Aztreonam is the only monobactam available for clinical use. There is no evidence of immunologic cross reactivity between the core cephalosporin structure and monobactams, so most cephalosporin-allergic patients may receive aztreonam normally. An exception is the patient with a past immediate reaction to ceftazidime, because aztreonam and ceftazidime share an identical side chain, and cross reactivity between the two drugs is reported. Therefore, penicillin and cephalosporin allergic patients may safely receive aztreonam, with the exception of patients who are allergic to ceftazidime.

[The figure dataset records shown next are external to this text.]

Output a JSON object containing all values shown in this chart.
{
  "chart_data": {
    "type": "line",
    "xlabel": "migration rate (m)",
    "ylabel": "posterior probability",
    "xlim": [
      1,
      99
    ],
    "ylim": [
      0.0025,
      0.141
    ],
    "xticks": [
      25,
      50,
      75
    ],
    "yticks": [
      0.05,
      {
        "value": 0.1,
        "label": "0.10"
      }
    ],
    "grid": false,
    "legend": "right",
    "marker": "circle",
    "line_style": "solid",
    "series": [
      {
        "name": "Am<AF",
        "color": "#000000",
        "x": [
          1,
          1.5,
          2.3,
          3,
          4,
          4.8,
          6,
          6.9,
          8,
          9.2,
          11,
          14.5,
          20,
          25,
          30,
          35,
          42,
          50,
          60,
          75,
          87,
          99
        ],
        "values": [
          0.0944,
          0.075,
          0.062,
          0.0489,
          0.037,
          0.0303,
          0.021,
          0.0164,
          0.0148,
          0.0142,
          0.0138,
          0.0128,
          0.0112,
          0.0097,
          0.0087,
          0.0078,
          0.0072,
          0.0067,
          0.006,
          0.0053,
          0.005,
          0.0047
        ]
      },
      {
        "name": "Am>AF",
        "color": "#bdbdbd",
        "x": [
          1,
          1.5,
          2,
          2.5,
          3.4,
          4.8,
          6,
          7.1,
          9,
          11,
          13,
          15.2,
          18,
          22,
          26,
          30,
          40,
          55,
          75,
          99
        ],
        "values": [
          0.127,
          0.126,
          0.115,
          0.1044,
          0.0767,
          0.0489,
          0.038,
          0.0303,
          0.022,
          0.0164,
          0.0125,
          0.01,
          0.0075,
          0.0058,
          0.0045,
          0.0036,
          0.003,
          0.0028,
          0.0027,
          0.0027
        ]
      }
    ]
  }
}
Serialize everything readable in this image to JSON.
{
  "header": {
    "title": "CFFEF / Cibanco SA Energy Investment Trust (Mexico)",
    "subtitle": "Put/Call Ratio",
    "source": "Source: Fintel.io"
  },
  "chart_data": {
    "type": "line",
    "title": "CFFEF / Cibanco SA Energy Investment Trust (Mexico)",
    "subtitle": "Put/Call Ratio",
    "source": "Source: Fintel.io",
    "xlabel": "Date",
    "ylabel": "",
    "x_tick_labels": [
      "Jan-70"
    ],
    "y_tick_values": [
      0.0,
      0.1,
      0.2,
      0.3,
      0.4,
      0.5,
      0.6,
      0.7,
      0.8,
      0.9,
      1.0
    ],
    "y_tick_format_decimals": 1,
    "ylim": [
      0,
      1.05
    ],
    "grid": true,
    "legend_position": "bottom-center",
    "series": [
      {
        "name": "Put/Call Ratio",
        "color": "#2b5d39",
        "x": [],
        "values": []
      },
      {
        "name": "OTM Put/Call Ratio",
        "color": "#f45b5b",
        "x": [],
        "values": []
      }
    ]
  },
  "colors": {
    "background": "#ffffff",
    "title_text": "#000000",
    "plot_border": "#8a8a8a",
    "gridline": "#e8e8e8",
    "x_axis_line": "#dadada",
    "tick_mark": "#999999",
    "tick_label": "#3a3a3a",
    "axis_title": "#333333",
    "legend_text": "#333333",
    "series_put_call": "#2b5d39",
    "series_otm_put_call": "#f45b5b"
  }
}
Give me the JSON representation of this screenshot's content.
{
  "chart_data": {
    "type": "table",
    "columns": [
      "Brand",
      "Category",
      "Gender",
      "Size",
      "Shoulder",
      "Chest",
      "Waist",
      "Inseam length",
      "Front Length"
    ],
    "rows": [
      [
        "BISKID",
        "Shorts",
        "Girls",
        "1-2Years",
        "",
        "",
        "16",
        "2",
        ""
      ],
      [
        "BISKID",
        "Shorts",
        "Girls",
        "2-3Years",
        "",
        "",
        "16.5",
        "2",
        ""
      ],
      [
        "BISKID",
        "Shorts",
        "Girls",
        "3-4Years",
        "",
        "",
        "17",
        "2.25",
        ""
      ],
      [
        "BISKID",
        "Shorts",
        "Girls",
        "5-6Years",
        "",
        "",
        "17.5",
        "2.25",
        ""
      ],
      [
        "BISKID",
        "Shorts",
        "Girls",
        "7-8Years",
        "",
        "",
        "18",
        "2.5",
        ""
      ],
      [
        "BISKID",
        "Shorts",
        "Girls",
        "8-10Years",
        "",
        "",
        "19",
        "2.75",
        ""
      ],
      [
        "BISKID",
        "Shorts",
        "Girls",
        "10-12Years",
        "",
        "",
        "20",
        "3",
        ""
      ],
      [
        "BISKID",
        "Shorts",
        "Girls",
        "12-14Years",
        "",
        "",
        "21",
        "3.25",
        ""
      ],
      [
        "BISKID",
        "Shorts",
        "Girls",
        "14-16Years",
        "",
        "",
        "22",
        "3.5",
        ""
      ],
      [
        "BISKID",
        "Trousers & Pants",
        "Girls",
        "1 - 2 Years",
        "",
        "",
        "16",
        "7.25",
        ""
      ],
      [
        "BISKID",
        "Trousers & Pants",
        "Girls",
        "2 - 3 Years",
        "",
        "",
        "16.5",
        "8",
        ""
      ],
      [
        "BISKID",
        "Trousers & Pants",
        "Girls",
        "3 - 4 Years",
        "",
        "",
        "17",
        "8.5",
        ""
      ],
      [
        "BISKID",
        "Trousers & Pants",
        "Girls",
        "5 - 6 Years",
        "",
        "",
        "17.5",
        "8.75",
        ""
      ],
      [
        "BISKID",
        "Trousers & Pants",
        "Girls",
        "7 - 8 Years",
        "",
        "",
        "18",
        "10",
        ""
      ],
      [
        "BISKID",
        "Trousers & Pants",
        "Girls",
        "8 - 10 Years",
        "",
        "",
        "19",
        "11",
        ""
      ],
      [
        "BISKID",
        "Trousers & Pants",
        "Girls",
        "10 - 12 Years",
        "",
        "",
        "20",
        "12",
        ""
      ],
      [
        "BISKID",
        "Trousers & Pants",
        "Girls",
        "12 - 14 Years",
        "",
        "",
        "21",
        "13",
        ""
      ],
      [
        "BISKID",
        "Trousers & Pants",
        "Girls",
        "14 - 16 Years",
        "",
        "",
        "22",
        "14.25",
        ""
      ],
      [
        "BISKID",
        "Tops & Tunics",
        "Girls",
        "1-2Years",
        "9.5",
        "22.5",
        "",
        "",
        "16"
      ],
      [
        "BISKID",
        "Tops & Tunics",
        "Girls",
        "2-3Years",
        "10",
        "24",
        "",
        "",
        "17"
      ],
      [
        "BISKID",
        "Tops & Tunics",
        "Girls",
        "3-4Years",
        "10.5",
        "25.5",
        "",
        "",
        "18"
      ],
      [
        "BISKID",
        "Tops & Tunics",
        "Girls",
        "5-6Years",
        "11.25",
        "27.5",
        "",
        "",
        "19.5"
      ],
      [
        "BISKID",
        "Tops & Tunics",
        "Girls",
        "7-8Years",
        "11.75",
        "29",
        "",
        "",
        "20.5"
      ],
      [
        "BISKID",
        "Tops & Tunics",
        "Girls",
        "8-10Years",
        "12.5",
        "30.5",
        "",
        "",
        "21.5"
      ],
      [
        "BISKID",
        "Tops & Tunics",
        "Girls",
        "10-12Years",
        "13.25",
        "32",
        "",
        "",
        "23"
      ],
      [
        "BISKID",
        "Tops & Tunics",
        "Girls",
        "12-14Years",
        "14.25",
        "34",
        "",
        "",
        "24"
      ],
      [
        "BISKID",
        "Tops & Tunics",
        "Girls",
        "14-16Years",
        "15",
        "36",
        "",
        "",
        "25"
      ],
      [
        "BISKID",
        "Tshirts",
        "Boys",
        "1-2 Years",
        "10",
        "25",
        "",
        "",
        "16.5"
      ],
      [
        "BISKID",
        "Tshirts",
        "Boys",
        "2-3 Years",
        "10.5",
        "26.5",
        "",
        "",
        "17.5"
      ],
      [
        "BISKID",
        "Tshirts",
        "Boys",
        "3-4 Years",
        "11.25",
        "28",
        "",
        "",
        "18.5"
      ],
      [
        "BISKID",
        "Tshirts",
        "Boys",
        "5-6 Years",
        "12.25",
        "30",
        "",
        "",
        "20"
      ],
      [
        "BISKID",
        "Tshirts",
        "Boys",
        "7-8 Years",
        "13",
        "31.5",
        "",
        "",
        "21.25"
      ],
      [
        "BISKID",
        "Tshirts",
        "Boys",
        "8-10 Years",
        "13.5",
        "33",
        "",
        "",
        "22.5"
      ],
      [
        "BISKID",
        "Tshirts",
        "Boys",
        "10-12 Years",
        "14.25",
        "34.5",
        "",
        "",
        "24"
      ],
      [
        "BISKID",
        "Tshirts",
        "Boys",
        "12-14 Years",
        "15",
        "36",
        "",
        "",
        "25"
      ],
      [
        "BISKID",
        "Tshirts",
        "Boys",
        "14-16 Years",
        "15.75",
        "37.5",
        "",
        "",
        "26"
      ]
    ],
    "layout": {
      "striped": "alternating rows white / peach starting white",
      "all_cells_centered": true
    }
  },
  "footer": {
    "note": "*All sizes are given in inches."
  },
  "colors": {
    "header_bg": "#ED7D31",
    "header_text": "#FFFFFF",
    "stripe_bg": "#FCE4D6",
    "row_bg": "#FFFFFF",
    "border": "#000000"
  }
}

Past non-immediate reactions to a cephalosporin

• Structural similarities among drugs might predict the recurrence of non-immediate reactions. Cross reactivity between aminopenicillins (eg, ampicillin, amoxicillin, and bacampicillin) and aminocephalosporins, like cephalexin has been reported. 
• Management options depend upon the type of reaction that occurred. 
• If a patient has a history of a non–IgE-mediated reaction to cephalosporin (other than serious reactions such as SJS or TEN) and re quires penicillin, a graded challenge with penicillin may be performed and skin testing is not indicated.⁴
• The presence of fever, mucosal involvement, or systemic symptoms should be interpreted as a more severe type of drug reaction and the culprit cephalosporin should not be given again.

References:

1. Beta-lactam antibiotic skin testing and oral challenge (ACAAI 2015 Drug Allergy and Anaphylaxis Committee).
2. UptoDate: Cephalosporin-allergic patients: Subsequent use of cephalosporins and related antibiotics [Accessed  26 Dec 2018]
3. Sampson H.A. et al.. Second symposium on the definition and management of anaphylaxis: Summary report—Second National Institute of Allergy and Infectious Disease/Food Allergy and Anaphylaxis Network symposium. (J Allergy Clin Immunol 2006;117:391-7.
4. Joint Task Force on Practice Parameters, American Academy of Allergy A, Immunology, American College of Allergy A, Immunology, Joint Council of Allergy A, et al. Drug allergy: an updated practice parameter. Annals of allergy, asthma & immunology : official publication of the American College of Allergy, Asthma, & Immunology. 2010;105(4):259-73.